Simple spelt pancakes

Makes 12 to 16 pancakes, depending on size

Recipe courtesy of King Arthur Flour Co.


2 cups whole spelt flour

2 tablespoons sugar

1 tablespoon baking powder

3/4 teaspoon salt

1 3/4 cups milk

2 tablespoons unsalted butter, melted

2 teaspoons vanilla (optional)


In a medium bowl, whisk together the spelt flour, sugar, baking powder and salt.

Combine the milk and melted butter, and the vanilla.

Form a well in the center of the dry ingredients, and pour the wet ingredients into the dry. Stir the batter just until the dry ingredients are thoroughly moistened. It will seem very wet, but will thicken as it sits. Let the batter sit for 15 minutes before you use it.

Heat a nonstick griddle or heavy skillet, preferably cast iron. If the surface is not nonstick, brush it lightly with vegetable oil.

When the pan surface is hot enough that a drop of water sputters across the surface, give the pan a quick swipe with a paper towel to eliminate excess oil, and spoon the batter onto the hot surface, 1/4-cupful at a time.

Let the pancakes cook on the first side until bubbles begin to form around the edges of the cakes, about 2 to 3 minutes. You may need to adjust your heat to get the pancakes to cook through without scorching the surface.

When the cakes are just beginning to set, flip them and let them finish cooking on the second side, about 1 minute more, until they're golden brown on both sides.

Serve immediately with butter and syrup.

Buckwheat pretzels

Prep time: 1 hour, including rest time

Cook time: 20 minutes

Makes 12 to 16 pretzels

Recipe courtesy of Birkett Mills.


3 1/2 cups all-purpose flour

2/3 cup buckwheat flour (light or whole)

2 teaspoons salt

2 eggs

1 cup milk

1 egg white

Slightly beaten sesame seeds, poppy seeds and/or coarse salt


In large bowl, mix together the two flours and salt. Add eggs and milk; blend to form a medium soft dough.
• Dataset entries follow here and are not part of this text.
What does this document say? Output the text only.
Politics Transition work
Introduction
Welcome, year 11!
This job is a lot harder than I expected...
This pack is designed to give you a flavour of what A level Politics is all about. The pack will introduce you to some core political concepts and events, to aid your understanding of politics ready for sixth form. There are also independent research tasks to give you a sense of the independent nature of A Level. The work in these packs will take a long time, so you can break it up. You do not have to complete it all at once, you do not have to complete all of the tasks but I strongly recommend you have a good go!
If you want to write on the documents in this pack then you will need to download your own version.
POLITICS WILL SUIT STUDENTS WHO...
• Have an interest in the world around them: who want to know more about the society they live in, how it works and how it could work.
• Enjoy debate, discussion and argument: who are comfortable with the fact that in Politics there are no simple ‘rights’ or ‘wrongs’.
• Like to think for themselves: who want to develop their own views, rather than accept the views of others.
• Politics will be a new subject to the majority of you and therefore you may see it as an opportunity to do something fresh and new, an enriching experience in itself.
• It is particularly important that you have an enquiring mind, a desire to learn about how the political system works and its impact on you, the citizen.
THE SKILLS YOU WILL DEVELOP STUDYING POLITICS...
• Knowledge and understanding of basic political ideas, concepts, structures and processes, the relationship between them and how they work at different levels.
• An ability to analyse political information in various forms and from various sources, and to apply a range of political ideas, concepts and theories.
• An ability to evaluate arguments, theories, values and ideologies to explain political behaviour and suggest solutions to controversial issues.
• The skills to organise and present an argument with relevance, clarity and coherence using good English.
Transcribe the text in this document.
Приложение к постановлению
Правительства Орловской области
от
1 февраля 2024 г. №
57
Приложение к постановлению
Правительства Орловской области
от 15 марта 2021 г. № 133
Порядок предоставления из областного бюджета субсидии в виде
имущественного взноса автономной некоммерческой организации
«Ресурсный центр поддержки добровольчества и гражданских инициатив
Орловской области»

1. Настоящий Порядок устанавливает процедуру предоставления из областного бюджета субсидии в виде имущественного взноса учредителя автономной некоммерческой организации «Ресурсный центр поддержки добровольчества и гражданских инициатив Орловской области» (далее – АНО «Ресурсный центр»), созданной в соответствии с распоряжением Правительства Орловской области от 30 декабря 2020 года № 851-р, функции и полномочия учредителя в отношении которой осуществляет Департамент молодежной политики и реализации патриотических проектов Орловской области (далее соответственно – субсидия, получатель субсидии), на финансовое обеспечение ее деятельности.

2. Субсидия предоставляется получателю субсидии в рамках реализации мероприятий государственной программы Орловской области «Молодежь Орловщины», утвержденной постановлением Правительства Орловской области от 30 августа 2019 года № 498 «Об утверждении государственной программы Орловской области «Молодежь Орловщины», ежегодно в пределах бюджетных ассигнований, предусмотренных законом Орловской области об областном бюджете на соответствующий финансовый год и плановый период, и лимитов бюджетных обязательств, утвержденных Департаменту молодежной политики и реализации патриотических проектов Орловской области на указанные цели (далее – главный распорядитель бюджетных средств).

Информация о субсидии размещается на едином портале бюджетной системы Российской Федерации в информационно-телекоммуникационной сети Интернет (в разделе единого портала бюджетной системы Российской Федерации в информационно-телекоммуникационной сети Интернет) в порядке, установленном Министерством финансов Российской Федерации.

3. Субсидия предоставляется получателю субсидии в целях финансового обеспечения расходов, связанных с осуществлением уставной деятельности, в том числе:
Knead dough on a floured board for a few minutes. Place dough into a sealed container or zipper-top plastic bag; let rest for about 20 minutes.

Cut dough into 12 or 16 pieces, depending upon pretzel size you prefer. Roll each piece into a rope and twist into desired shape. Place pretzels on a lightly oiled baking sheet; brush with egg white. Sprinkle with salt, sesame or poppy seeds.

Bake at 425 degrees for 15 to 20 minutes. Serve warm.

Buckwheat almond cake

Prep time: 30 minutes

Cook time: 30 minutes

Serves 12

Recipe courtesy of Birkett Mills.


1 1/2 cups skin-on sliced almonds

3/4 cup unsalted butter, softened

3/4 cup sugar divided

4 eggs, separated

2 teaspoons vanilla extract

1/8 teaspoon salt

1/2 cup light buckwheat flour

1/2 cup raspberry preserves

For garnish:

One 10-inch round paper lace doily

1 tablespoon confectioners' sugar


Oil bottom of a 9-by- 1 1/2-inch round cake pan and line with waxed paper. Finely grind almonds in food processor, blender or nut-chopper.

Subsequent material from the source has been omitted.